Surrealism in Scotland
If surrealism floats your boat, and you happen to be in Edinburgh between the end of May and the middle of July, you should give yourself a bit of time to head over the the Edinburgh Filmhouse who have a Luis Buñuel Season running for the start of summer.
One of the most influential and strikingly original filmmakers in the history of cinema, Luis Buñuel (1900 – 1983) enjoyed a long and astonishingly prolific career. From his incendiary surrealist collaborations with Salvador Dalì in the late 1920s through to his final film made more than half-a-century later, the cinema of Buñuel, despite often having female characters at the narrative core, is preoccupied with the representation and interrogation of male desire. Like Fellini or Hitchcock, Bergman or Ozu, Buñuel’s name alone immediately evokes a distinct tone and style. Stripped free of artifice, his films are strikingly honest in exposing human deceit and decadence but are always dipped in mischievous, delicious black humour.
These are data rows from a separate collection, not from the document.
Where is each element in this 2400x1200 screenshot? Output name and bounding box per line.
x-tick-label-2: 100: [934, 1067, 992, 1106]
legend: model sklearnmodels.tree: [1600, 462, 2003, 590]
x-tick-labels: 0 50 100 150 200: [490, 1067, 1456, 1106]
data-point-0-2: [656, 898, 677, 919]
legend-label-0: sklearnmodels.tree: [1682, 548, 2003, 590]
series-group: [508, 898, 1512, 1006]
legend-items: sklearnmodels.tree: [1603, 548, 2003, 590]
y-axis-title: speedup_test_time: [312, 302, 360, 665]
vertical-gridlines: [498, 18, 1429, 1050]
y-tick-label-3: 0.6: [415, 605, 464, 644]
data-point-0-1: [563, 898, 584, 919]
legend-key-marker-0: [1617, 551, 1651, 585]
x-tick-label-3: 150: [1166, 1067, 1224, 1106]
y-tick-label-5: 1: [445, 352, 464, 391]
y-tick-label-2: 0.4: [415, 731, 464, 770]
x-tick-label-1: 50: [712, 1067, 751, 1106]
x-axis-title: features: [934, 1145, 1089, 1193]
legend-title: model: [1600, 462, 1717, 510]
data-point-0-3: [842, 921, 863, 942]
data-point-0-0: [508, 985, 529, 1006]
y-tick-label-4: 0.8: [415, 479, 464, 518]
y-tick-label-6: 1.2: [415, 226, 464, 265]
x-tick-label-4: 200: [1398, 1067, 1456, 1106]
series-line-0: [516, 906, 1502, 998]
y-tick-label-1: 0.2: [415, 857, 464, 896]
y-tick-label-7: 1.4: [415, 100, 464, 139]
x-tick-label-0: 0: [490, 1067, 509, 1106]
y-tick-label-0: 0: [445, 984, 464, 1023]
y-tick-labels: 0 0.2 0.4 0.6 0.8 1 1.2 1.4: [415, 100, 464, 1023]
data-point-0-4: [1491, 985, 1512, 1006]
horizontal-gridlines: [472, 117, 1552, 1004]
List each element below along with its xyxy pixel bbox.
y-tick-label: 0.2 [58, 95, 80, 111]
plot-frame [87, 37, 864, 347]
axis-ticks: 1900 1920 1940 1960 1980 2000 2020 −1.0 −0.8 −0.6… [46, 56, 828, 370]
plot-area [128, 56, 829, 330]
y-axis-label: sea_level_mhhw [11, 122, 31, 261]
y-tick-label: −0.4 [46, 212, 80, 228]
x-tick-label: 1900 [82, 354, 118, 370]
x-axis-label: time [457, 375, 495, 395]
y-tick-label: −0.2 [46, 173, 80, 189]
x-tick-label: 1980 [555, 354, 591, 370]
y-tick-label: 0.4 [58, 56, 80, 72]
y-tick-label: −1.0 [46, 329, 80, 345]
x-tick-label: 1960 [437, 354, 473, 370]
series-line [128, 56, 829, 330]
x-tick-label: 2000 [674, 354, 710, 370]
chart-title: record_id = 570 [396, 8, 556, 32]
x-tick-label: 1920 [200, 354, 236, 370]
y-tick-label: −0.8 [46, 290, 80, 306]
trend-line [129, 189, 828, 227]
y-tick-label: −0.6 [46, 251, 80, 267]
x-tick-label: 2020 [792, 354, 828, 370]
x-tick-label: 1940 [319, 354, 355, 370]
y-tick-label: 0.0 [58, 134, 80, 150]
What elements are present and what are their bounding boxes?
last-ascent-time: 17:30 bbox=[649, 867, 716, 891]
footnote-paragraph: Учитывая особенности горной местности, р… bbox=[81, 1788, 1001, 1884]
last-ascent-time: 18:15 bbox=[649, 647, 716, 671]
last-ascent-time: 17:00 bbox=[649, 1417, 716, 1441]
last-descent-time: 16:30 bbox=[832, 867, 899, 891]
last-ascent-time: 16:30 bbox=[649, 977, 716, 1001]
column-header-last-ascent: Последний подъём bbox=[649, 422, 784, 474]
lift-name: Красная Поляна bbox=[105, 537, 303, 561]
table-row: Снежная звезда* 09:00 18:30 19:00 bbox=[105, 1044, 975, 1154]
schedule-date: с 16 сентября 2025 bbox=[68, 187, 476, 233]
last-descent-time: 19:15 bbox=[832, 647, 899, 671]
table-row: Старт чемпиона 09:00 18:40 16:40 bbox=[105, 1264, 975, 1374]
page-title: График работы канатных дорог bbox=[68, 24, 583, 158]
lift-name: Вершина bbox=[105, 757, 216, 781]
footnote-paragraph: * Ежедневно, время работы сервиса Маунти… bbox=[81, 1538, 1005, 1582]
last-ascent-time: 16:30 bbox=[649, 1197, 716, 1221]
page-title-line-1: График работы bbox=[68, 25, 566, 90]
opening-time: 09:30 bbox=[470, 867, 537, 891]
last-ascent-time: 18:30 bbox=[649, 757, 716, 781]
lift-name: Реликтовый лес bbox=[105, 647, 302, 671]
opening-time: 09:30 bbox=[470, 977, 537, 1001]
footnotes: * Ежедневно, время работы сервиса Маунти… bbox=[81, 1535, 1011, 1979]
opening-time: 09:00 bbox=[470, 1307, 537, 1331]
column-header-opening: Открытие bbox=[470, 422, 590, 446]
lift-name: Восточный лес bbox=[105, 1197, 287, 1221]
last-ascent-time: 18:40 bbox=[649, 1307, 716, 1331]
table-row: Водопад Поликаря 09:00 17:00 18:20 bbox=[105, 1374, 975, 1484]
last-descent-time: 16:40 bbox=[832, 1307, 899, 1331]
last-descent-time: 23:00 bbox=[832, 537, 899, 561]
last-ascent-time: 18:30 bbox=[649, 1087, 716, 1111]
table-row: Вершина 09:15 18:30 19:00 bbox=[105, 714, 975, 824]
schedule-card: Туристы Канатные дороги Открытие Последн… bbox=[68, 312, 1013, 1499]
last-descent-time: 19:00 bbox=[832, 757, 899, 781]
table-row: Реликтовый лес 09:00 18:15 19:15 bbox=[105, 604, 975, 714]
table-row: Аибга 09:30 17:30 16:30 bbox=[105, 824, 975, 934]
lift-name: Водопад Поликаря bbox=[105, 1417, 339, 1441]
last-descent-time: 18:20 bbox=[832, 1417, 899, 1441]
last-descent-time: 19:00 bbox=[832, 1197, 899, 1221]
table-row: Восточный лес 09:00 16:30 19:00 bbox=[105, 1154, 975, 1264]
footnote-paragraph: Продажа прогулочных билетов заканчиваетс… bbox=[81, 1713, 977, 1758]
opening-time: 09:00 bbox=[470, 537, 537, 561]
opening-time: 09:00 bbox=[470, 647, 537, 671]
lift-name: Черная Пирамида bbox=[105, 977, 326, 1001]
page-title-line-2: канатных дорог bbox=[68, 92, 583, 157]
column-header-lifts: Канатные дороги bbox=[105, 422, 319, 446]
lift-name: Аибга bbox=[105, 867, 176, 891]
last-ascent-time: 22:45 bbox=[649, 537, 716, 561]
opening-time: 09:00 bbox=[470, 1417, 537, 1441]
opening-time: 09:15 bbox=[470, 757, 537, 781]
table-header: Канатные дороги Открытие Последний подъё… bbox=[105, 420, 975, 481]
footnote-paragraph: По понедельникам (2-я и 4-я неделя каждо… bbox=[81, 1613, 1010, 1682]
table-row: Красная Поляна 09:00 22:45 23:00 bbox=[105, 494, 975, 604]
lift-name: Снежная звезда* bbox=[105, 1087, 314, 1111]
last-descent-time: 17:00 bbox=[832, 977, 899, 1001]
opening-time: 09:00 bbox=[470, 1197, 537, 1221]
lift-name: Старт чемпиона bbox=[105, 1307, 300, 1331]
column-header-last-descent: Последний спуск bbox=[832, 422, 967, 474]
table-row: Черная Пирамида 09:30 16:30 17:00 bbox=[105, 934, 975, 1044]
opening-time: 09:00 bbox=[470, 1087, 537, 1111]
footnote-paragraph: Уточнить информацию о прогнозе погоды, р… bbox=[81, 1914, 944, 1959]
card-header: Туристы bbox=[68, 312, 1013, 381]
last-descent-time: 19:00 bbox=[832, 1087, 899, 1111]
Filmhouse will showcase the work of Bunuel in an unmissable selection of films stretching across his fifty-year career. His surrealist roots are represented by the lacerating Un Chien Andalou (1929) and L’Age D’Or (1930) and his Mexican period by the hugely-controversial Viridiana (1961) and The Exterminating Angel (1962). His fruitful, long-standing collaboration with screenwriter Jean-Claude Carrière is represented by the French productions The Diary of A Chambermaid (1963), Belle de Jour (1967), The Phantom of Liberty (1974) and That Obscure Object of Desire (1977) - all featuring the cream of European acting talent including Catherine Deneuve, Jeanne Moreau, Monica Vitti, Michel Piccoli and Fernando Rey.
Tickets are £12/£7.50 concessions, or you can get a pass for all seven films for £21/£14 concessions.